"By the way, apa kabar kalian para mantan?"
"Apakah kalian masih setia duduk bersama lamunan indah masa lalu sembari stalking medsos si dia?"
"Atau, sudah ada yang baru?"
Sungguh terserah dan suka-suka para mantan, kali ya? Yang penting mereka senang, bahagia, gembira, ria, girang, ceria, hingga saya pun ikut sukaria. Begitulah semestinya bersikap, senang melihat orang senang, dan empati saat melihat orang susah.
Sebutan mantan alias bekas pemangku jabatan dalam kisah percintaan biasanya dinobatkan setelah seseorang mendapatkan berbagai kejutan kenyataan.
Entah itu soal si dia yang sudah tak cinta lagi, si doi yang kedapatan selingkuh, atau soal si beliau yang mengaku sudah dapat cinta baru.
Sayangnya, berbagai kejutan ini kebanyakan malah membuat para kekasih mengambil label mantan dengan berat hati sandi asma menderita.
Terang saja, ditinggalkan seorang kekasih pada saat lagi sayang-sayangnya akan begitu sakit jika dirasa. Ibaratkan jatuh dari sumur setinggi 2 meter, jika bukan karena ajal kita tidak akan langsung mati. Paling-paling hanya mengalami luka, lecet hingga patah kaki.
Lebih dari itu, yang semakin membuat para mantan menderita adalah sedawai penyesalan. Sesal mengapa dulu bisa semudah itu jatuh cinta, kecewa mengapa dulu langsung saja terima bunga, dan berawai mengapa dulu harus terus makan bakso bersama dengan kuah romantisme.
Lagi-lagi tidak disangkal bahwa cinta itu senantiasa membutakan hingga seseorang yang menyelam di dalamnya tidak sadar bahwa ia sudah tertelan air derita. Tidak laki-laki, pun juga perempuan.
Laki-laki sibuk menghabiskan waktunya untuk membongkar uang tabungan dan berbelas kasih dengan orang tua hanya demi mempersembahkan cokelat, makan siomay serta jalan-jalan dengan pacarnya.
Perempuan? Mungkin ia sibuk gonta-ganti warna hijab, giat dandan, kabur dari tugas cuci piring, hingga menghabiskan make up.

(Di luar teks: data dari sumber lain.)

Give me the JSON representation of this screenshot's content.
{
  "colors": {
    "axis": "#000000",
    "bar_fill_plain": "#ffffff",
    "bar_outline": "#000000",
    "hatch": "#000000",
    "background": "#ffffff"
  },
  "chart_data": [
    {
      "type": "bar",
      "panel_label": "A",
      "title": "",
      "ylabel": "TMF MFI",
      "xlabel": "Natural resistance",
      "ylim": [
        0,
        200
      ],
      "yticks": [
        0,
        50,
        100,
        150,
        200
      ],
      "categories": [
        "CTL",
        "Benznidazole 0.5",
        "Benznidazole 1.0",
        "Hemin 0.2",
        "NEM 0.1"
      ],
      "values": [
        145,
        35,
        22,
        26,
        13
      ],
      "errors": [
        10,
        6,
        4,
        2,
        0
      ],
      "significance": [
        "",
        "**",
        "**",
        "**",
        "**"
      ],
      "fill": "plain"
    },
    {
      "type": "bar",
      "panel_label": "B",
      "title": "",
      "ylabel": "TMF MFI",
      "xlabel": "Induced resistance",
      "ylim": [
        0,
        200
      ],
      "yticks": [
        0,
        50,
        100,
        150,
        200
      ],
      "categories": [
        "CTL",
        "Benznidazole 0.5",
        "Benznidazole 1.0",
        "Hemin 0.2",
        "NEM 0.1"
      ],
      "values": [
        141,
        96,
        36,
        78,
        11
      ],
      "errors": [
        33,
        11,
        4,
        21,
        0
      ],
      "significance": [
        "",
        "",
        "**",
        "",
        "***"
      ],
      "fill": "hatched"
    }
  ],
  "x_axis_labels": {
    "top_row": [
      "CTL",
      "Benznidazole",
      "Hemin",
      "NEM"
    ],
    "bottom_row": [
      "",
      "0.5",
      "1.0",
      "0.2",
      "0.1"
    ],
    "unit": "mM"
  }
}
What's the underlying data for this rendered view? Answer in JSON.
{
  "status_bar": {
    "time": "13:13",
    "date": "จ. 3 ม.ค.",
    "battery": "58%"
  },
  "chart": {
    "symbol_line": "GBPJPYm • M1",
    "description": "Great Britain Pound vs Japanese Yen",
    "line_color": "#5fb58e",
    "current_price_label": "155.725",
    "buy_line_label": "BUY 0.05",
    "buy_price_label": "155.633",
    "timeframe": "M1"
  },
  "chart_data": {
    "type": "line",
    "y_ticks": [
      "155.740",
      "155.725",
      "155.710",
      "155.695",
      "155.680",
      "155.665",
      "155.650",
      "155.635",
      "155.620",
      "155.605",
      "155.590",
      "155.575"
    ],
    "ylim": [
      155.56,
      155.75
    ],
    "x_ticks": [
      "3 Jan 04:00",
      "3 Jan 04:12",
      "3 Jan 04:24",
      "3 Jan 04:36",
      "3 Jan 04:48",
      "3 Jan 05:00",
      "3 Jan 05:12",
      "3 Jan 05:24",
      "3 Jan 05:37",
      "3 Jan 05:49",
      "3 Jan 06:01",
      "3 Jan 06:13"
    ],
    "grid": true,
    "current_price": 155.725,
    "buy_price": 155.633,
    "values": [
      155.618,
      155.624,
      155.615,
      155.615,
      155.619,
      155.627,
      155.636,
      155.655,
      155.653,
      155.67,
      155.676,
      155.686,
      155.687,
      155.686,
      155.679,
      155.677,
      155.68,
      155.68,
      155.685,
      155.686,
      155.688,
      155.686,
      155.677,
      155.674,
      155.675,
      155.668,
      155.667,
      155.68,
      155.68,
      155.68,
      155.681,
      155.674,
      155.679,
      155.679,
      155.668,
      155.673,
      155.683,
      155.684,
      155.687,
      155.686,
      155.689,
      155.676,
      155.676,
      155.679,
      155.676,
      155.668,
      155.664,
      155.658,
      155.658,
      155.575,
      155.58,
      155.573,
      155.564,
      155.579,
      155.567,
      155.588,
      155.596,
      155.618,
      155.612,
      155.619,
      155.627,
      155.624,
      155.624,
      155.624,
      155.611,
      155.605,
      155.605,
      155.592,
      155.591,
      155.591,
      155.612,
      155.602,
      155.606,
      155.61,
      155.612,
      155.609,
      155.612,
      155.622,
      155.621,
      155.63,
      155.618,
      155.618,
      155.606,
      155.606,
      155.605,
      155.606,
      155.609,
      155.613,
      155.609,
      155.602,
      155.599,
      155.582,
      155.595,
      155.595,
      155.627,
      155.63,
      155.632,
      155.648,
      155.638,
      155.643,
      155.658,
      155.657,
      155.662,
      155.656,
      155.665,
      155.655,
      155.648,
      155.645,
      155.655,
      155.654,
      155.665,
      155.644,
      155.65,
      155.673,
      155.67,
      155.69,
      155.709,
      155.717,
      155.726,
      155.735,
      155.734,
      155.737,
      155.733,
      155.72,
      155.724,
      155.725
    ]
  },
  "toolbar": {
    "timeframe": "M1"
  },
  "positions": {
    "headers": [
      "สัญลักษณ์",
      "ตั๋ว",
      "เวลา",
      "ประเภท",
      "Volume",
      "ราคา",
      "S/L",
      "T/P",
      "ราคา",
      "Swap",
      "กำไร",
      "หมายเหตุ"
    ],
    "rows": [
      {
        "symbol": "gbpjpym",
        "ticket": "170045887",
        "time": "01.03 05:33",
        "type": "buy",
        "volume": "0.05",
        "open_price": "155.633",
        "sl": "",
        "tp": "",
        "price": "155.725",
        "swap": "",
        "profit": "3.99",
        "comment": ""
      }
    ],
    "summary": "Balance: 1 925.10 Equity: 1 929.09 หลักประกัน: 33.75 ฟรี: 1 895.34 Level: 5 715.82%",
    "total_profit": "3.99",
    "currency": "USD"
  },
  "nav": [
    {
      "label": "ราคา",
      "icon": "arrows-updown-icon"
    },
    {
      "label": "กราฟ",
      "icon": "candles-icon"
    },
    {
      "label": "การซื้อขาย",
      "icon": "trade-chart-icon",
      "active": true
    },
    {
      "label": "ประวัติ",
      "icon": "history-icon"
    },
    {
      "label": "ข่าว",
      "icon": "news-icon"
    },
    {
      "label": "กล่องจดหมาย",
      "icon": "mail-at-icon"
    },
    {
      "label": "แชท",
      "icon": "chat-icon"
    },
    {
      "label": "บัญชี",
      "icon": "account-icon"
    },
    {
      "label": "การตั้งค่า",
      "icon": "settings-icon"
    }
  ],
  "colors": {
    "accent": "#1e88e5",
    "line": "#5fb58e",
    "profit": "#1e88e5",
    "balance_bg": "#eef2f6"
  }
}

Terang saja, siapa yang tidak ingin tampil sempurna di depan pasangannya? Biarpun hanya sekadar pacar, jika yang tertuang dalam relung hati adalah cinta monyet, maka perbaikan penampilan secara fisik akan terus diperjuangkan. Sampai kapan? Sampai putus, hahaha
Ya, beruntung jika cinta itu berakhir dengan menikah. Tajuk derita akan berubah jadi headline yang terpampang besar dengan judul "Samawa". Duh, So Sweet!
Fenomena Kaum Laki-laki yang Sering Dicap "Gombal Lovers"
"Semua laki-laki itu sama saja!"
Anggapan ini seringkali keluar dari mulut para perempuan yang sedang terjangkit derita. Sebabnya mungkin beda-beda, tapi kesimpulan kadang seenaknya saja disamaratakan, dianggapnya semua laki-laki adalah biangnya derita.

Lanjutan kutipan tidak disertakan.